Inflammatory bowel disease (IBD), ulcerative colitis, and Crohn’s disease treatment may be possible with mucus in colon. Although many of us may find mucus to be unpleasant, research has found that it may hold benefits in the treatment of IBDs by helping the body maintain its equilibrium, prevent inflammation, and reduce food allergy problems.
Researchers from the Icahn School of Medicine at Mount Sinai’s Immunology Institute hope that one day mucus may be manufactured and used on sick individuals suffering from IBD as a means to fight inflammation and increase immunity. The researchers found that mucus in the large intestine may work as a powerful anti-inflammatory and can help boost immune function.
Senior author Andrea Cerutti said, “We asked ourselves whether dendritic cells in the gut could capture mucus, as well as bacteria and food antigens. We found that whenever mucus was present, it was stimulating the production of anti-inflammatory cytokines [regulatory proteins released by the cells of the immune system that act to regulate an immune response].” The researchers found that mucus prevented bacteria from damaging immune response.

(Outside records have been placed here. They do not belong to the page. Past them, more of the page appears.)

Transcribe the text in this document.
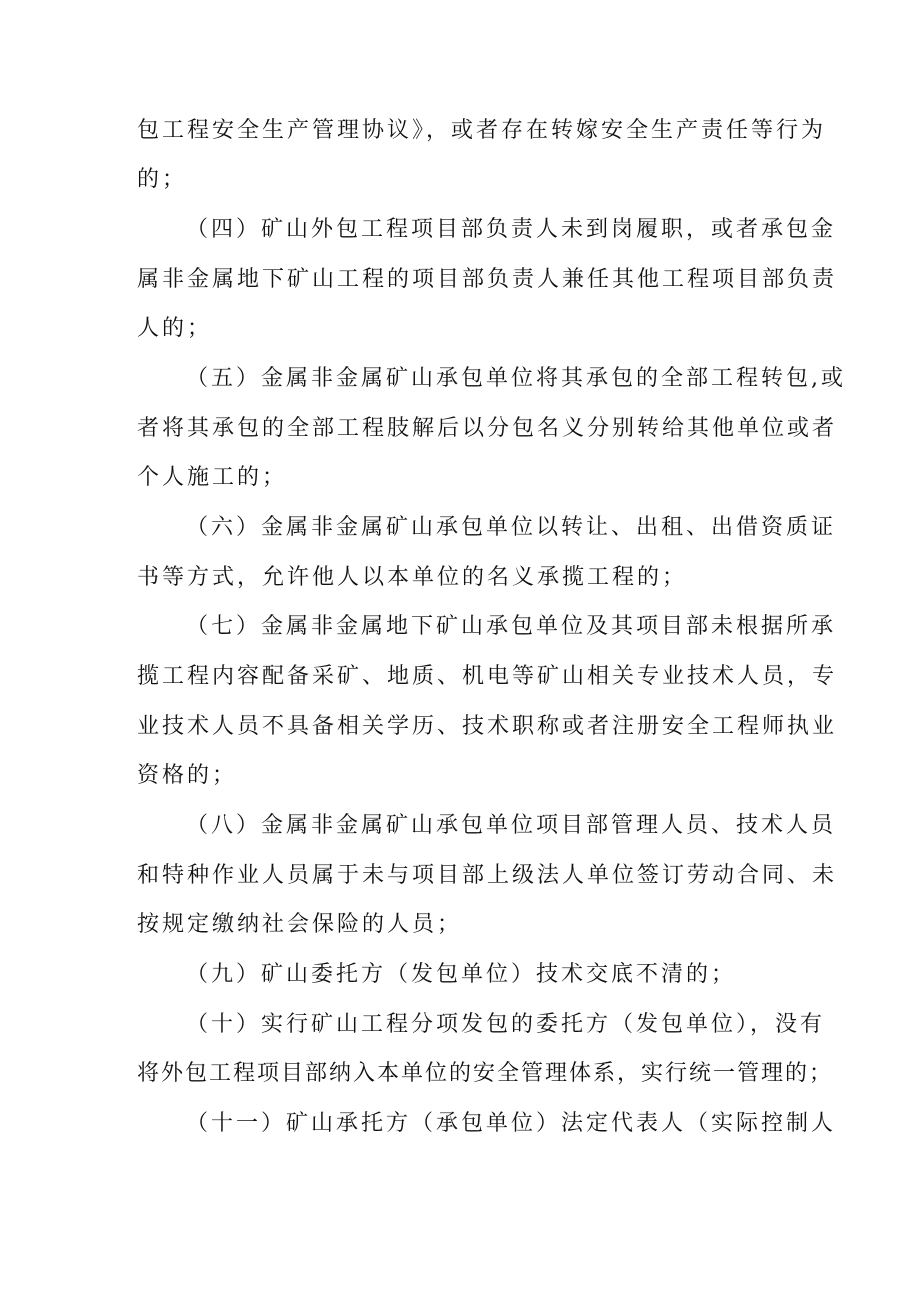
包工程安全生产管理协议》，或者存在转嫁安全生产责任等行为
的；
（四）矿山外包工程项目部负责人未到岗履职，或者承包金
属非金属地下矿山工程的项目部负责人兼任其他工程项目部负责
人的；
（五）金属非金属矿山承包单位将其承包的全部工程转包,或
者将其承包的全部工程肢解后以分包名义分别转给其他单位或者
个人施工的；
（六）金属非金属矿山承包单位以转让、出租、出借资质证
书等方式，允许他人以本单位的名义承揽工程的；
（七）金属非金属地下矿山承包单位及其项目部未根据所承
揽工程内容配备采矿、地质、机电等矿山相关专业技术人员，专
业技术人员不具备相关学历、技术职称或者注册安全工程师执业
资格的；
（八）金属非金属矿山承包单位项目部管理人员、技术人员
和特种作业人员属于未与项目部上级法人单位签订劳动合同、未
按规定缴纳社会保险的人员；
（九）矿山委托方（发包单位）技术交底不清的；
（十）实行矿山工程分项发包的委托方（发包单位），没有
将外包工程项目部纳入本单位的安全管理体系，实行统一管理的；
（十一）矿山承托方（承包单位）法定代表人（实际控制人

Mucus acted as a barrier against dietary toxins and also stopped the onset of inflammation. Lead author Meimei Shan added, “This important property of mucus was unknown until now.”

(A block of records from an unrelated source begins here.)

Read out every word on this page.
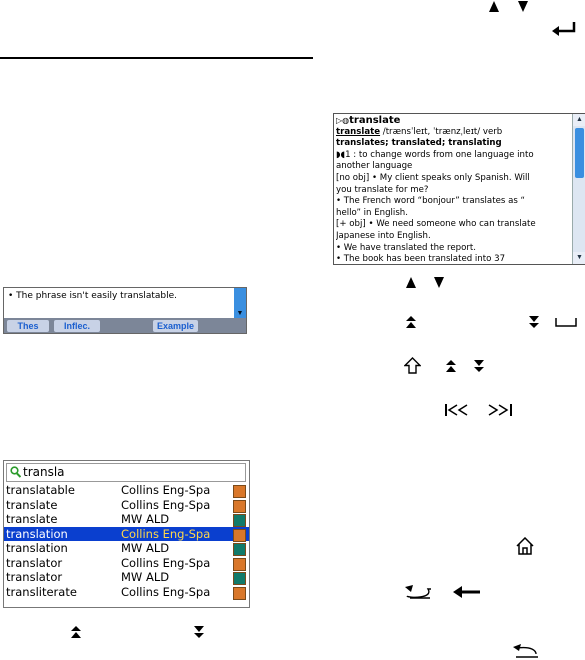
▷◍translate
translate /trænsˈleɪt, ˈtrænzˌleɪt/ verb
translates; translated; translating
◗◖1 : to change words from one language into
another language
[no obj] • My client speaks only Spanish. Will
you translate for me?
• The French word “bonjour” translates as “
hello” in English.
[+ obj] • We need someone who can translate
Japanese into English.
• We have translated the report.
• The book has been translated into 37
▲
▼
• The phrase isn't easily translatable.
▼
Thes	Inflec.	Example
transla
translatable	Collins Eng-Spa
translate	Collins Eng-Spa
translate	MW ALD
translation	Collins Eng-Spa
translation	MW ALD
translator	Collins Eng-Spa
translator	MW ALD
transliterate	Collins Eng-Spa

Mucus taken from healthy mice, pigs, and humans was isolated and analyzed. Numerous techniques and tests were used to test the anti-inflammatory properties of the different types of mucus. Furthermore, genetically modified mice lacking the mucus and diagnosed with colitis were given the mucus from the healthy mice.
Dr. Shan added, “Future research will focus on further exploring the mechanisms to synthesize gut mucus or an equivalent drug-like compound for oral administration. We hope to artificially synthesize mucus or an equivalent compound for oral use.”
Aside from IBD, the researchers are hopeful that their findings could help in other diseases, as Dr. Cerutti concluded, “Several aggressive tumors, such as colon, ovarian, and breast cancers produce mucus, including MUC2. Mucus produced by malignant cells may prevent protective immune responses against the malignant cells.”
There is currently no cure for inflammatory bowel disease, ulcerative colitis, and Crohn’s disease, but treatment options are available to slow down disease progression and manage the condition. Anti-inflammatory medications are primarily used as a first choice of treatment. Drugs that may be used are corticosteroids and aminosalicylates that can help reduce symptoms associated with IBD.
Immunosuppressant medications also work to help reduce inflammation by targeting the immune system and suppressing its response. Inflammation is a natural reaction of the immune system, and thus, targeting the immune system can minimize inflammation.
Antibiotics may be used if an infection occurs. This can be common in ulcerative colitis where the patients run a fever. Antibiotics can also slow down or prevent fistulas in Crohn’s disease. Furthermore, antibiotics may be useful in preventing harmful bacteria from causing damage, which is possible due to the immune system being suppressed.
Other medications in order to better treat IBD, colitis, and Crohn’s include:
Surgery is also an option if the disease is severe in order to remove severely infected parts of the intestines or colon. In ulcerative colitis, surgery can remove the disease, but this usually entails removing the rectum and colon. In Crohn’s disease, surgery removes infected parts of the digestive tract, but it is not a cure. Even though the heavily infected parts are removed, the areas that are left – healthy or not – can become worse overtime. Therefore, surgery in Crohn’s disease is often temporary, and when there is nothing left to remove, a patient may require a bag.
Your doctor will know which treatment options are best for you based on your condition and symptoms.